The increase on the Far East Exports XSI® sub-index must be seen in the context of the spot market. Major fronthaul trades out of the Far East have seen the biggest spot market increases during 2024, therefore it should not be surprising to see these trades also leading the way on the long term market.
However, the phasing of these market increases is significant. When the spot market was spiking earlier in the year, the Far East Export sub-index remained relatively flat. The spot market has now begun to soften since reaching a peak in July – coinciding with the long term market starting to rise.
Narrowing spread between markets
The increasing Far East Export sub-index and softening spot rates is narrowing the spread between these markets – and where they eventually land will be crucial ahead of new contract negotiations between shippers/freight forwarders and carriers.
This is demonstrated in the fact that, while average spot rates on the fronthaul trade from the Far East to US West Coast peaked in July, they have remained relatively flat in August. Carriers are clearly doing all they can to keep the spot market elevated in the hope it pulls the long term market up higher and higher.
Market disruption has not gone away
Carriers being able to keep the spot market elevated (albeit now below its July peak) suggests the underlying forces that drove the spike in freight rates earlier this year have not gone away completely.
There is still a nervousness regarding the global geopolitical landscape, not only due to the ongoing conflict in the Red Sea, but the potential for further flashpoints, as witnessed during the recent civil unrest in Bangladesh.
For example, US importers reacted to the threat posed by the Red Sea conflict, new tariffs on goods from China and potential disruption through strikes at ports on the US East Coast and Gulf Coast by frontloading imports.

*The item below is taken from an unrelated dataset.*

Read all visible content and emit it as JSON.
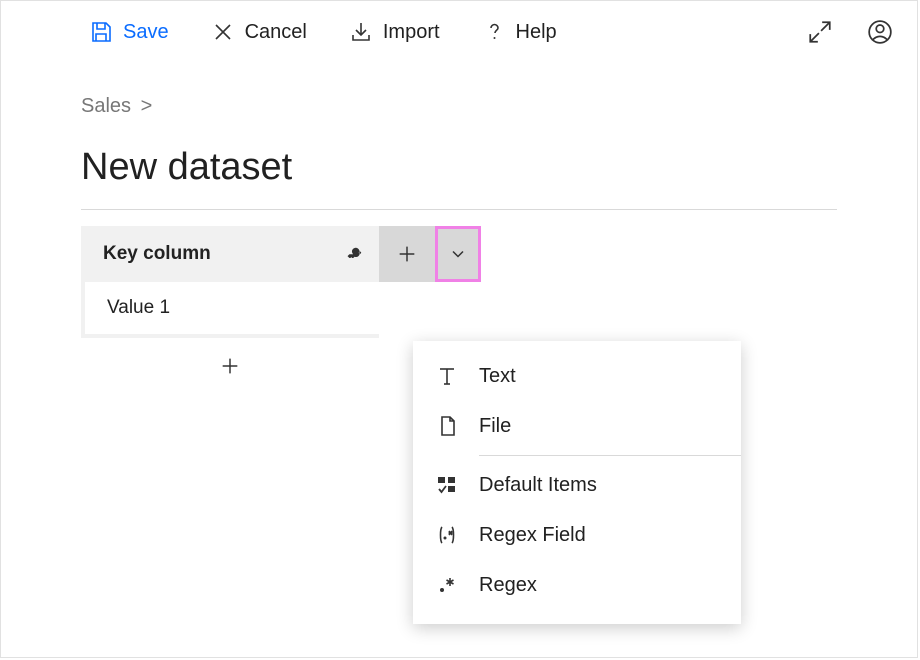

This has resulted in an earlier peak season in 2024 and there will come a time when retailers look to bring down the stocks built up in the past months, but an elevated spot market suggests that has not happened yet. The longer this situation continues the better for carriers, who will be hoping the spread between short and long term markets continues to narrow due to increasing long term rates rather than decreasing spot rates.